Motivation

The canonical approach for human robot interaction is to first predict the human motion and then generate a robot plan. This requires a robust and accurate predictions of human behavior. If the human models are inaccurate, the robot may produce unsafe interactions.

To achieve more fluent human robot interaction, there has also been work on improving the robot’s expressiveness of its intentions. Dragan et al. developed a formalism for legibility which is the probability of successfully predicting an agent’s goal given an observation of a snippet of its trajectory 1. Subsequent works have shown that robots with legible movements lead to greater task efficiency, trustworthiness, and sense of safety in human robot collaboration. However, there hasn’t been work on looking at how human legibility can improve the robot’s ability to collaborate with humans.

Our Approach

We improve the robot’s prediction of the human’s goal (aka the human’s legibility) by projecting virtual barriers in augmented reality and rearranging objects in the workspace. We present a metric that evaluates an environment configuration in terms of its legibility and present an optimization approach for autonomously generating object and virtual barrier placements.

Tabletop Manipulation Task Warehouse Navigation Task


Method

Legibility Metric

First we define the legibility metric that scores an environment configuration in terms of how legibile it is to approach a goal.

Given a ground truth goal $G_{true}$ (blue circle in the example below), we generate a snippet of the human’s trajectory approaching the blue circle. In our experiments we use visibility graphs. If the most likely goal is not the blue circle, we penalize by a fixed cost $c$.

If the robot is able to correctly predict the ground truth goal, we still want to award configurations with more confident predictions. Therefore, the score is the margin function which is the difference between the most likely and second most likely goal probabilities.


Legibility Optimization

Now that we can evaluate the legibility of an environment configuration given a ground truth goal, we present an objective function that evaluates the legibility for a task.



We assume the task $T$ has general precedence constraints. A subtask can only begin after all of its precedence constraints are completed. For example, In an assembly task, you need to finish making the drawers before inserting them into their final positions. In the objective function, we iterate over all possible valid orderings of task $T$, which are the orderings that satisfy precedence constraints. We find the possible ground truth goals at a given state of a task and sum up the legibility scores (EnvLegibility).

Now that we know how to evaluate the legibility of a given workspace configuration, we need to search through the space of possible configurations to find the most legible one. This is computationally intractable for most non-trivial applications. We use a quality diversity approach called MAP-Elites 2 to efficiently search through the space of possible workspace configurations.

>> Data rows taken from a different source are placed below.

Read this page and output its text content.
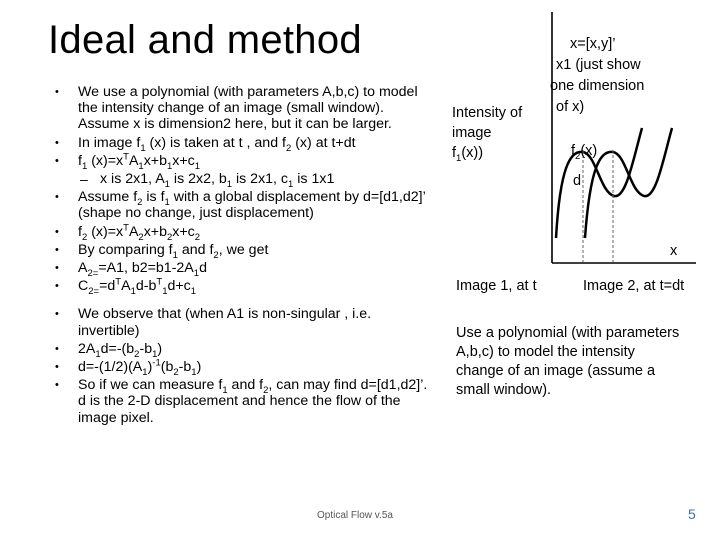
Ideal and method
• We use a polynomial (with parameters A,b,c) to model the intensity change of an image (small window). Assume x is dimension2 here, but it can be larger.
• In image $f_1$ (x) is taken at t , and $f_2$ (x) at t+dt
• $f_1$ $(x)=x^TA_1x+b_1x+c_1$
– x is 2x1, $A_1$ is 2x2, $b_1$ is 2x1, $c_1$ is 1x1
• Assume $f_2$ is $f_1$ with a global displacement by d=[d1,d2]’ (shape no change, just displacement)
• $f_2$ $(x)=x^TA_2x+b_2x+c_2$
• By comparing $f_1$ and $f_2$, we get
• $A_{2=}=A1$, $b2=b1-2A_1d$
• $C_{2=}=d^TA_1d-b^T_1d+c_1$
• We observe that (when A1 is non-singular , i.e. invertible)
• $2A_1d=-(b_2-b_1)$
• $d=-(1/2)(A_1)^{-1}(b_2-b_1)$
• So if we can measure $f_1$ and $f_2$, can may find d=[d1,d2]’. d is the 2-D displacement and hence the flow of the image pixel.
Optical Flow v.5a	5
Intensity of
image
$f_1(x)$)
x=[x,y]’
x1 (just show
one dimension
of x)
$f_2(x)$
d
x
Image 1, at t	Image 2, at t=dt
Use a polynomial (with parameters A,b,c) to model the intensity change of an image (assume a small window).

The MAP-Elites algorithm consists of two phases, the initialization phase and the improvement phase. In the initialization phase, a random environment is generated and placed in a grid where the dimensions of the grid are some features or behaviors of interest. Here we use the ordering of the cubes in the x-axis and the min distance between cubes. If two environments have the same cell in the grid, the one that has a higher legibility score is stored.

MAP-Elites Initialization


In the improvement phase, we sample a cell from the grid and run gradient descent. In gradient descent, we first sample new positions for each cube from a Gaussian centered at the cube’s current position. The new configuration may end up in a different cell in the grid. If the cell is not populated or if the new configuration has a better legibility score, then the new configuration is stored in the cell. Then, two cubes are randomly selected and a virtual obstacle of a fixed size is placed between them. We store the new configuration if the legibility score is better.

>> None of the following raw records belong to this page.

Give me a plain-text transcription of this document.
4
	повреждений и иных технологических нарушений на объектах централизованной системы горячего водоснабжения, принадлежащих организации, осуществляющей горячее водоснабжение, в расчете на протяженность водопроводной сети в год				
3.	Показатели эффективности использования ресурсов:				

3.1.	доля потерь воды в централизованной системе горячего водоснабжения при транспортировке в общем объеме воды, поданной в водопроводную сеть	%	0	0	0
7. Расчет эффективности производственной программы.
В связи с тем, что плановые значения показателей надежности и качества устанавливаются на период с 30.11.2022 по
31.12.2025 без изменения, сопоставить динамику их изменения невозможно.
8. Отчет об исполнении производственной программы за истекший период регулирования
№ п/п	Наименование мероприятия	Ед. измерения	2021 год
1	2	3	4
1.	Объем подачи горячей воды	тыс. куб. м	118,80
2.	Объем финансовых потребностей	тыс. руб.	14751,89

MAP-Elites Improvement Phase


Below is a gif of the gradient descent process.

Demo



  1. A. D. Dragan, K. C. T. Lee and S. S. Srinivasa, “Legibility and predictability of robot motion,” 2013 8th ACM/IEEE International Conference on Human-Robot Interaction (HRI), Tokyo, Japan, 2013, pp. 301-308, doi: 10.1109/HRI.2013.6483603. 

  2. Mouret, Jean-Baptiste, and Jeff Clune. “Illuminating search spaces by mapping elites.” arXiv preprint arXiv:1504.04909 (2015).